Nessuno si stupisce che un giornalista venga arrestato in Cina, in Russia o in Iran, ma se anche negli Stati Uniti analoghi episodi cadono nel silenzio, allora la faccenda si fa ancora più preoccupante: sono ben pochi, infatti, i media che hanno riportato i casi di reporter fermati o addirittura picchiati dalla polizia durante le manifestazioni di Occupy Wall Street. La storia è quella, per esempio, di Natasha Lennard, che scriveva per il New York Times, e Kristen Gwynne collaboratrice per il web magazine AlterNet, arrestate lo scorso primo ottobre sul ponte di Brooklyn.
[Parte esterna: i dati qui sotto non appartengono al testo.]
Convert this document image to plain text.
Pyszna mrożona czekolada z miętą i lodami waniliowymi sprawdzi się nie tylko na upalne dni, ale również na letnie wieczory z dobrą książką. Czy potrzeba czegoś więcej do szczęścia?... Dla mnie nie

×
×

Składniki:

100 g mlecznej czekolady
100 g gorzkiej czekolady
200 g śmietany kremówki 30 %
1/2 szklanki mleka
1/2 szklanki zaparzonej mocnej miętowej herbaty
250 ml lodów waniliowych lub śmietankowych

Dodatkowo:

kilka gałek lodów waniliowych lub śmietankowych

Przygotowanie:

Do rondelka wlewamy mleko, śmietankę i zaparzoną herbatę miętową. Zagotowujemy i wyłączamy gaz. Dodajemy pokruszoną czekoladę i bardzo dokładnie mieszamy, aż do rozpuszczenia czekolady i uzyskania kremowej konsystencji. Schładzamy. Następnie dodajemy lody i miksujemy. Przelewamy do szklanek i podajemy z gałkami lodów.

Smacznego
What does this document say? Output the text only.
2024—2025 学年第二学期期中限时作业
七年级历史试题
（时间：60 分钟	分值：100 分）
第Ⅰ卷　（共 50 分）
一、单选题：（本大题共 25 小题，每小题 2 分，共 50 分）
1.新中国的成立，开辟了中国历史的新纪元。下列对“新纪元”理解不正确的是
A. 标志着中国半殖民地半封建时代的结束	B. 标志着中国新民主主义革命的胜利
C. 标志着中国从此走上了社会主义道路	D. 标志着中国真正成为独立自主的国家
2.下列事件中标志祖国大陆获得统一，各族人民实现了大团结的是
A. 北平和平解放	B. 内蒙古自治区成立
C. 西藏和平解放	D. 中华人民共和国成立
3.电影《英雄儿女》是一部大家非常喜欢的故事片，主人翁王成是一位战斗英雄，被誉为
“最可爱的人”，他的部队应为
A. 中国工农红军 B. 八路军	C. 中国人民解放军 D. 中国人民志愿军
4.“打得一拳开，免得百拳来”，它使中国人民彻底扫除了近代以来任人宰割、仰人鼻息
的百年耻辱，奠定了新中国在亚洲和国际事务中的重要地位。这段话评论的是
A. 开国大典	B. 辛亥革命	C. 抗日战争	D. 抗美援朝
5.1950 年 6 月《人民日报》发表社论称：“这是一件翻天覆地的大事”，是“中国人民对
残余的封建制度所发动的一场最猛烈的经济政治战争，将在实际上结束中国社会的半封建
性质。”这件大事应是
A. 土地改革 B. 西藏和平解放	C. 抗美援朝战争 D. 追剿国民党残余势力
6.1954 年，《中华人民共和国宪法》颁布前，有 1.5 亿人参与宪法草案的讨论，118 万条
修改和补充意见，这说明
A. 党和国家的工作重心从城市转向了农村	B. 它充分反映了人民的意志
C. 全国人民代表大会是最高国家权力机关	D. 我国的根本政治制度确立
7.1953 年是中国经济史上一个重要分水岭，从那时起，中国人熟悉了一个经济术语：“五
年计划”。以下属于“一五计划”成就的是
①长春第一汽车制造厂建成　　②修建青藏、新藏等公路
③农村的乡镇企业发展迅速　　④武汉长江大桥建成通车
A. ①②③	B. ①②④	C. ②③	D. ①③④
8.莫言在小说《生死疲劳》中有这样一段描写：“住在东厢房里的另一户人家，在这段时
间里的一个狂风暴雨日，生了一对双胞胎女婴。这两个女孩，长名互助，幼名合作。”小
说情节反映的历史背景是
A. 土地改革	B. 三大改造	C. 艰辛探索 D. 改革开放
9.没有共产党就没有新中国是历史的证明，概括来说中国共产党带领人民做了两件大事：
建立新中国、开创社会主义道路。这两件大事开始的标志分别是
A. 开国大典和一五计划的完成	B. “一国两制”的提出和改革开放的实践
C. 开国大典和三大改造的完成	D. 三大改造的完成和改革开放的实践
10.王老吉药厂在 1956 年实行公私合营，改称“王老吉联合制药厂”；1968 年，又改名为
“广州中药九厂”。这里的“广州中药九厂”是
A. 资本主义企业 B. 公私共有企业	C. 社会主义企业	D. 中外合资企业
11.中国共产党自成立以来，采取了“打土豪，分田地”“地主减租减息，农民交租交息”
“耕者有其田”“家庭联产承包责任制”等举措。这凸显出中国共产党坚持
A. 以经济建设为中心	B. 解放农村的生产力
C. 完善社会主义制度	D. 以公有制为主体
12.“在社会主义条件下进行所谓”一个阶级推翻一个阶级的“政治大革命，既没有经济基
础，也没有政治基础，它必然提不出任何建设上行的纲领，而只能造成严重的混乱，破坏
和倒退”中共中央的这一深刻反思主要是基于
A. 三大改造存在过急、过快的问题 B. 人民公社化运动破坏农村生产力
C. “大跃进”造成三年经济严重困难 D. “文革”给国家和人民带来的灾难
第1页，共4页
In quella giornata, la polizia aveva portato via tutti i 700 manifestanti. La protesta era cominciata alle tre di pomeriggio a Zuccotti Park, e le due croniste riportavano in tempo reale, via Twitter, l'andamento del corteo. Il momento clou è arrivato quando la folla ha imboccato il ponte sull’East River e, scesa dal marciapiede, aveva invaso due corsie riservate al traffico. In testa al corteo procedeva un folto schieramento di poliziotti, che a un certo punto però ha chiuso i manifestanti in una morsa: non si poteva procedere né tornare indietro, perché un altro cordone sbarrava la strada, e non ci si poteva neanche sedere per terra, perché non c'era abbastanza spazio.
È a quel punto che sono cominciati gli arresti.
Natasha Lennard aveva raccontato così quei momenti in uno dei suoi articoli: «I primi arresti sembrano casuali e aggressivi: un gruppo di giovani delle prime linee è afferrato da poliziotti e uno di loro trascinato per terra. A pochi passi da me, due bambini, non più grandi di otto anni, si stringono alla madre». Eppure, nessuno sembrava capire cosa stesse accadendo, nemmeno la stessa Natasha: «Mi convinco che un arresto di massa sia impossibile. Anche una manifestante vicino a me dice: “Non possono arrestarci tutti, giusto?”. Invece possono, e lo stanno facendo».
Uno dopo l'altro, i manifestanti erano stati ammanettati, allineati, fatti sedere per terra e caricati sui pullman della polizia. Su Twitter, intanto, Kristen Gwynne descriveva il morale della folla durante gli arresti: «Alcuni sono preoccupati, ma la maggior parte si fanno forza, aspettando di essere arrestati. Le coppie si salutano con un bacio, la gente si stringe in cinque sotto un ombrello, cantando “Umbrella” di Rihanna. Gira voce che la National Lawyers Guild stia raccogliendo denaro per pagare la cauzione ai manifestanti arrestati e stia trattando con la polizia».
La National Lawyers Guild è un’associazione di avvocati che rappresenta movimenti politici progressisti, proponendosi di difendere i diritti umani e la giustizia sociale dagli attacchi dei grandi interessi. Ne fa parte Yetta Kurland, che si occupa dei manifestanti arrestati il primo ottobre: «Circa la metà delle persone – ha raccontato a Current Tv - ha ricevuto un mandato di comparizione al tribunale amministrativo, gli altri sono stati raggiunti da una più grave citazione in giudizio: queste differenze di trattamento sono totalmente scriteriate. Gli agenti hanno scortato la manifestazione lungo il ponte di Brooklyn: molte persone credevano di seguire gli ordini della polizia. Credo che, con questo episodio, le forze dell'ordine volessero scoraggiare la gente a continuare le proteste».
La legale contesta il regolamento della polizia di New York, secondo cui le manifestazioni con più di 50 persone devono essere autorizzate. «Questo non è in linea con quanto garantito dalla nostra costituzione: i nostri clienti avevano la facoltà di esercitare i diritti contenuti nel primo emendamento, che sancisce la libertà di riunirsi pacificamente, senza chiedere alcun permesso».
Le manette erano scattate anche attorno ai polsi delle due giornaliste: erano sprovviste di un pass per la stampa, ma non lo possedevano in quanto reporter free lance. Ammanettate, lasciate per ore su un pullman, condotte in un distretto di polizia e più tardi rilasciate, hanno condiviso fino in fondo la sorte dei manifestanti, benché fossero sul ponte solo per fare il proprio lavoro. O forse no. Natasha, poco tempo dopo, ha deciso di rinunciare alla collaborazione con il New York Times: «Ero sul ponte solo in qualità di giornalista professionista, come ha stabilito il tribunale, che perciò mi ha prosciolto dall’accusa di condotta contraria all’ordine pubblico. Tuttavia, penso che il giornalismo debba spezzare le catene dell’oggettività e riportare la verità, e il movimento di Occupy Wall Street mi ha portato a fare questo. Perciò, non c'è più posto per me nei grandi media nazionali».